Surprisingly, Renegade features a rather robust story, although it's on the cheesy side. Players control an up-and-coming professional hydrojet racer who's busted by his rival during an illegal street (or waterway) race. Years later, the racer returns to prove himself, taking on several challengers and setting himself up for a showdown with his betrayer. The plotline is a little clumsy and entirely skippable, but the fact that Vector Unit provided context for each race is appreciated.
Renegade follows the standard racing model: players compete in a variety of increasingly-difficult events against computer-controlled players. Gratefully, the game provides a lot of diversity in its challenges. In addition to standard races are stunt competitions, slaloms, and elimination matches, in which the racer in last place is eliminated according to a timer.
Occasionally, during illegal races, police hydrojets show up to harass the player. This is a pain. It's easy to lose a lead or drift off course when battered about by the police, who seem to focus like a laser on the player and ignore the competition. Vector Unit could have cut the police out altogether and not lost anything as a result.
Despite police provocation, racing in Renegade is smooth and easy. Controls are responsive and uncomplicated. Performing stunts and boosting down straightaways is remarkably simple. This is an arcade racer in the truest sense: fast, accessible, and forgiving in its physics.
On the map front, it's a more inconsistent verdict.
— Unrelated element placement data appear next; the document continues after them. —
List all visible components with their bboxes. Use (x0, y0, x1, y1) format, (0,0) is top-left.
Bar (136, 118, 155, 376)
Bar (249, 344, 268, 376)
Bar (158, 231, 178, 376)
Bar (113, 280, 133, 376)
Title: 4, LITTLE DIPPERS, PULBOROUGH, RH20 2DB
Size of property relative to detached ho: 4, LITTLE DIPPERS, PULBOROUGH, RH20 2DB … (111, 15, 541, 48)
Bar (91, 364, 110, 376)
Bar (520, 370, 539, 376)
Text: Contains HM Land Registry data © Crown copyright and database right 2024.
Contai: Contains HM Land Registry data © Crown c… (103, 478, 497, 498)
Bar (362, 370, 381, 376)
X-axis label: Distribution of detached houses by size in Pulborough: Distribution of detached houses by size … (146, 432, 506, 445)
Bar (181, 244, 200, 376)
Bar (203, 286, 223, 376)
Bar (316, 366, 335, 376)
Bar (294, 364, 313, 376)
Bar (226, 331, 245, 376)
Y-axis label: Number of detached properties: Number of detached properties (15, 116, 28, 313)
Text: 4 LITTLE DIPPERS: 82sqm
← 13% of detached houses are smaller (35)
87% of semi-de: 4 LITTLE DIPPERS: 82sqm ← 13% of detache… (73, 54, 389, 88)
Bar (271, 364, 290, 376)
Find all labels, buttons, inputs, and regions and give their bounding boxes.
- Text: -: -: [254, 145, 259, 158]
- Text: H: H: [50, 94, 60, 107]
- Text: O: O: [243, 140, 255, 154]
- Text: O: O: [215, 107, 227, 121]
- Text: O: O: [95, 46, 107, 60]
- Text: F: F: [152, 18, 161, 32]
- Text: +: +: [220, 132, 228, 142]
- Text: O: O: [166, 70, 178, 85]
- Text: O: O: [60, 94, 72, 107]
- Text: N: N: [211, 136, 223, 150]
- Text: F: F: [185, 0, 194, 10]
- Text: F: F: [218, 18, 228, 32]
Some of the tracks are interesting and even eye-popping. One takes place in a spaceport with a giant shuttle blasting off and shaking the foundation. Another has racers sailing through a naval assault on a fortress. Other tracks are far more flavorless and generic. It's a mixed bag.
One of Renegade's most attractive features is its suite of customization options. Players can modify the color, number, and logo of their hydrojet. Once they beat "boss" characters, they'll begin to unlock new playable characters and jets. Using credits earned from races, players can improve the acceleration, handling, boost, and top speed of each jet. There's always something new to unlock or upgrade.
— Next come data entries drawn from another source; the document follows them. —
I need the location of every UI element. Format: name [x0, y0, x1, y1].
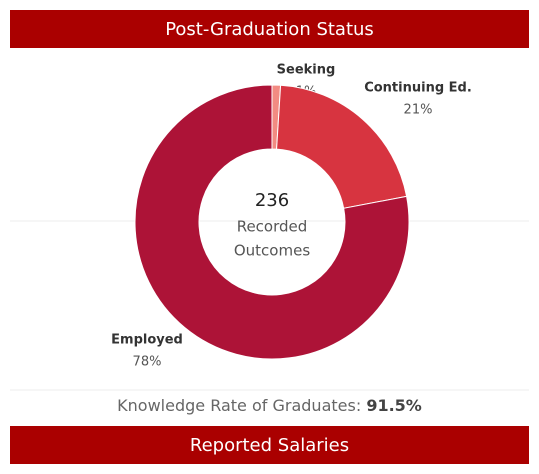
- slice-value: 21%: [404, 103, 433, 118]
- slice-label: Employed: [111, 333, 183, 348]
- section-header: Post-Graduation Status: [10, 10, 529, 48]
- section-header: Reported Salaries: [10, 426, 529, 464]
- donut-slice: [276, 84, 408, 209]
- slice-value: 78%: [133, 355, 162, 370]
- slice-label: Continuing Ed.: [364, 81, 472, 96]
- center-label: Recorded: [237, 218, 308, 236]
- knowledge-rate-label: Knowledge Rate of Graduates:: [117, 396, 362, 415]
- knowledge-rate: Knowledge Rate of Graduates: 91.5%: [0, 396, 539, 415]
- donut-slice: [134, 84, 410, 360]
- center-label: Outcomes: [234, 242, 310, 260]
- slice-label: Seeking: [277, 63, 336, 78]
- center-value: 236: [255, 190, 289, 211]
- knowledge-rate-value: 91.5%: [366, 396, 422, 415]
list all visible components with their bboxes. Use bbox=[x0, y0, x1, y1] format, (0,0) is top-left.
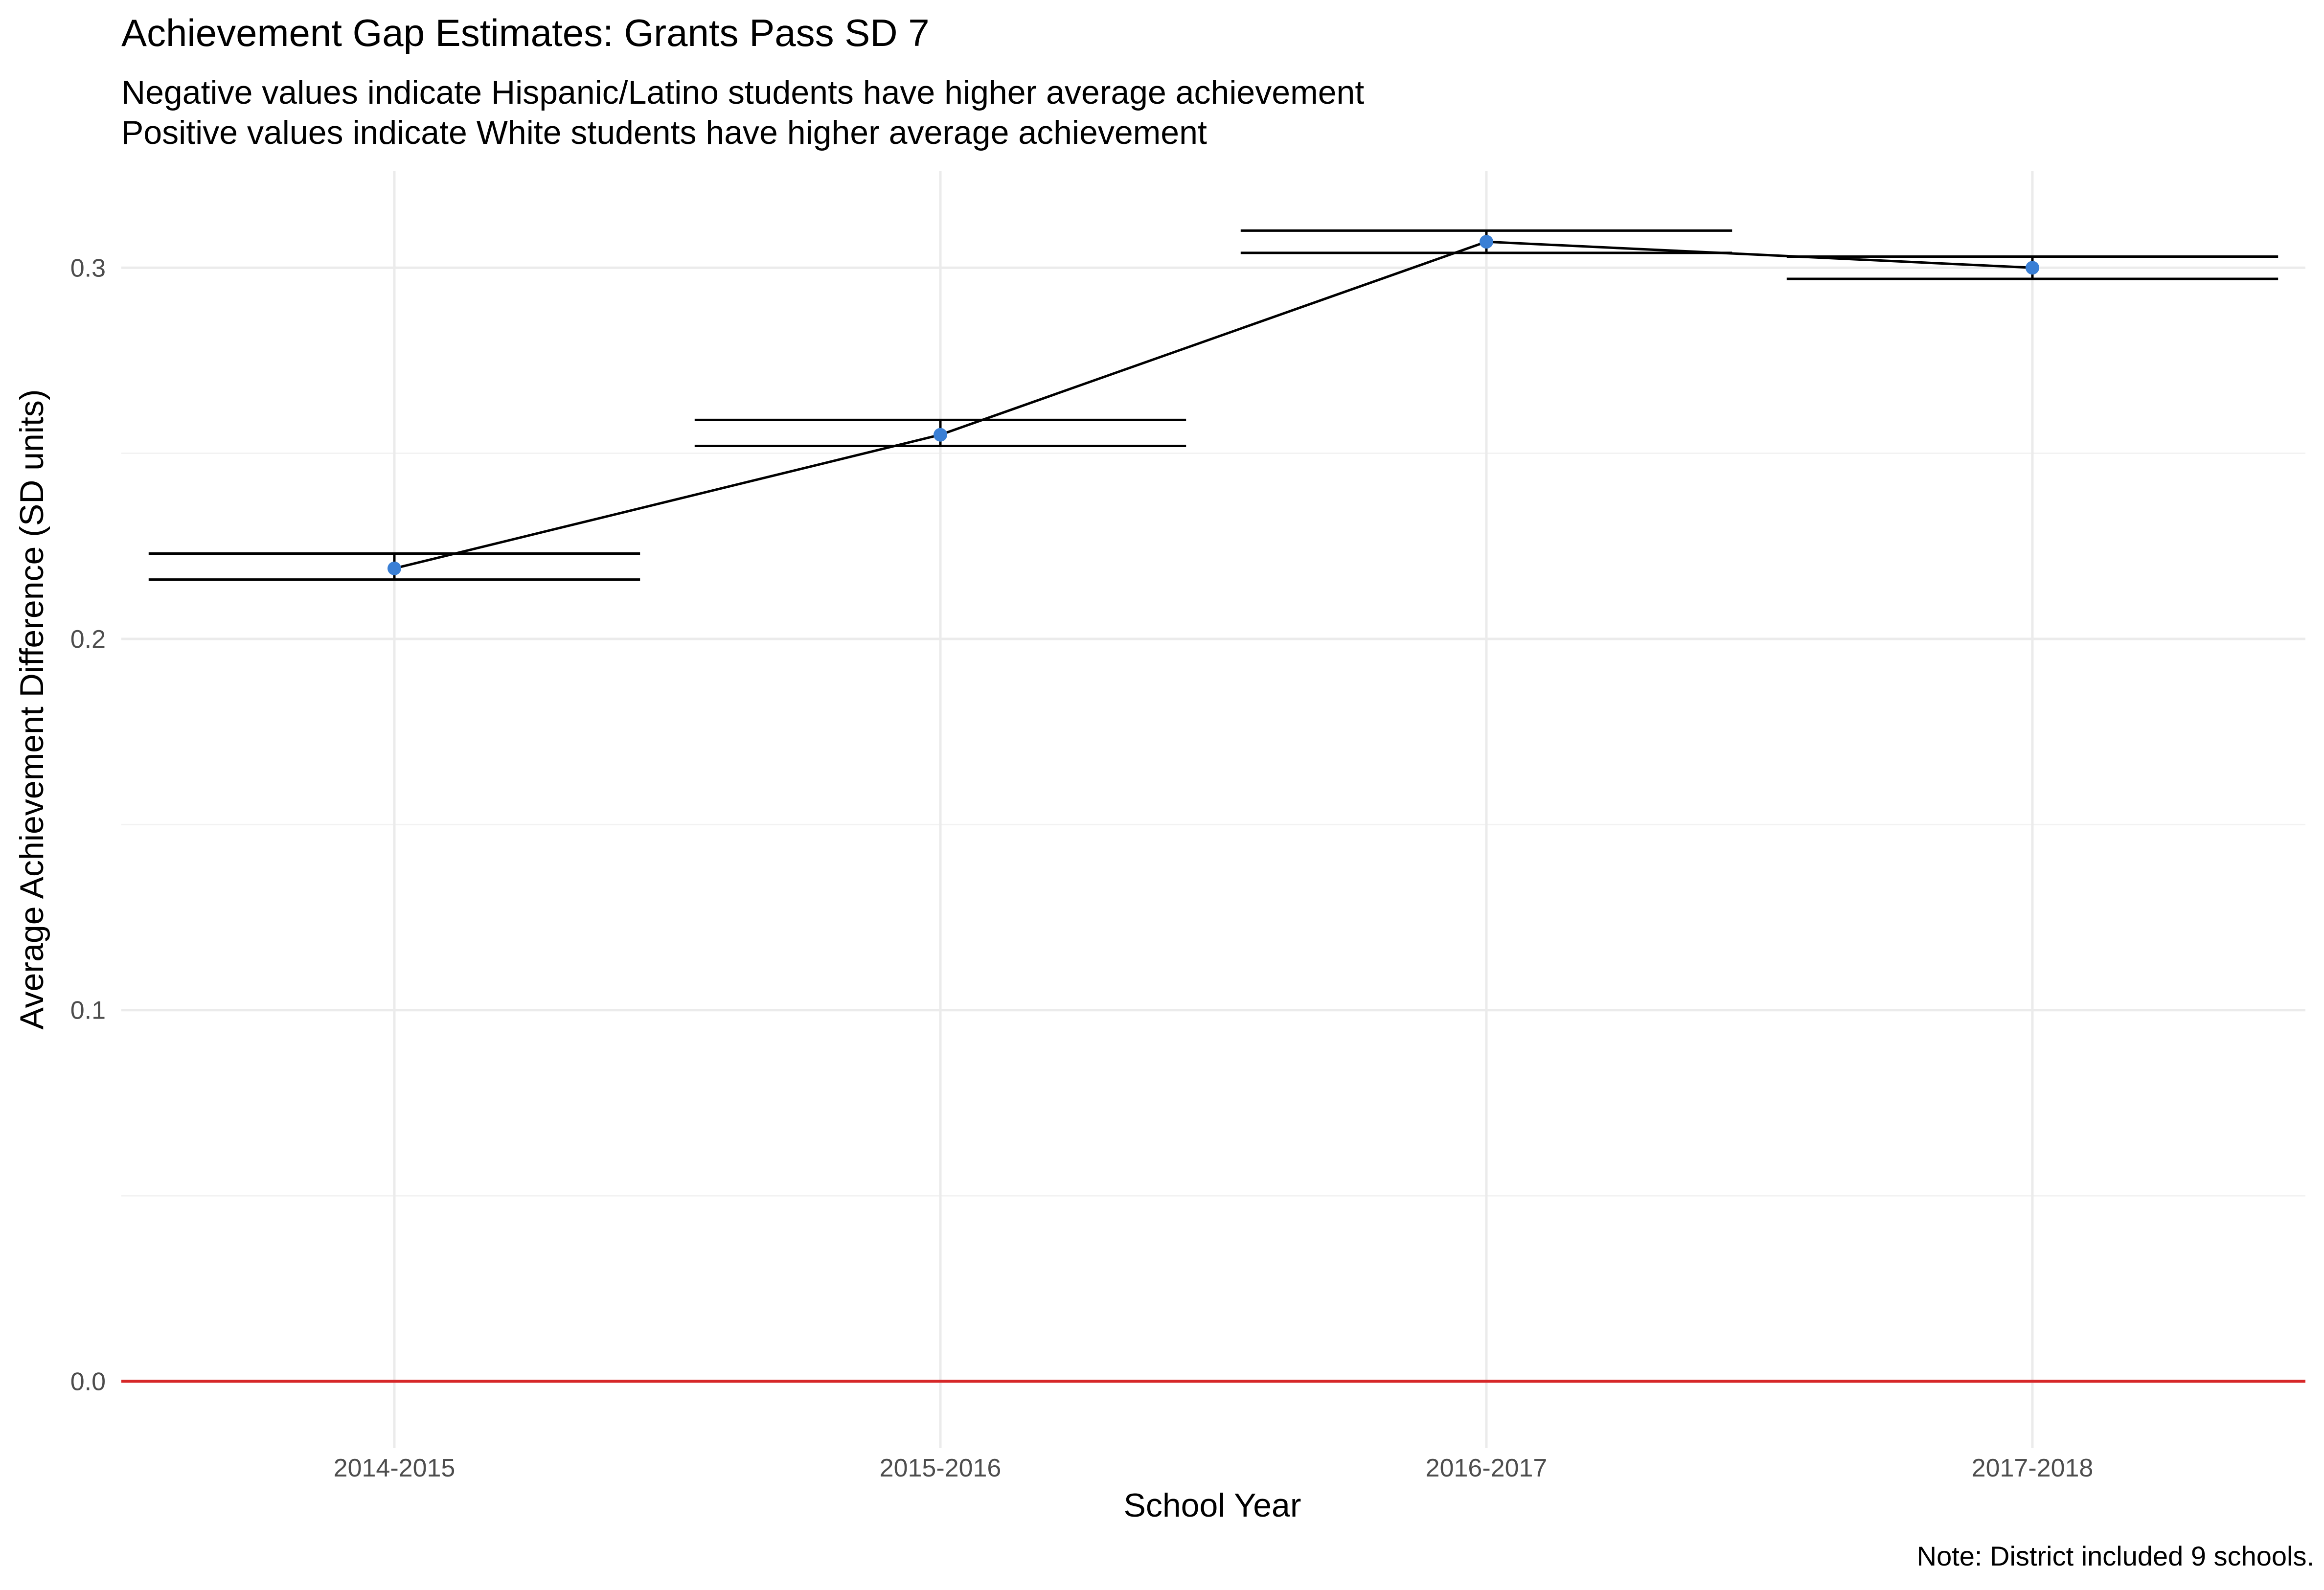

Renegade is a serviceable nod to the arcade racers of yesteryear. Its racing mechanics are fluid and easy-to-learn, its customization options robust, and its offline and online multiplayer modes a plus. However, it's let down somewhat by a handful of lackluster maps and annoying police intervention. Overall, it's a decent but unspectacular arcade racer. Those nostalgic for the 90s or eager to play a modern wave racing game should give it a look.
This review is based on a digital copy of Riptide GP: Renegade for the XOne, provided by the publisher.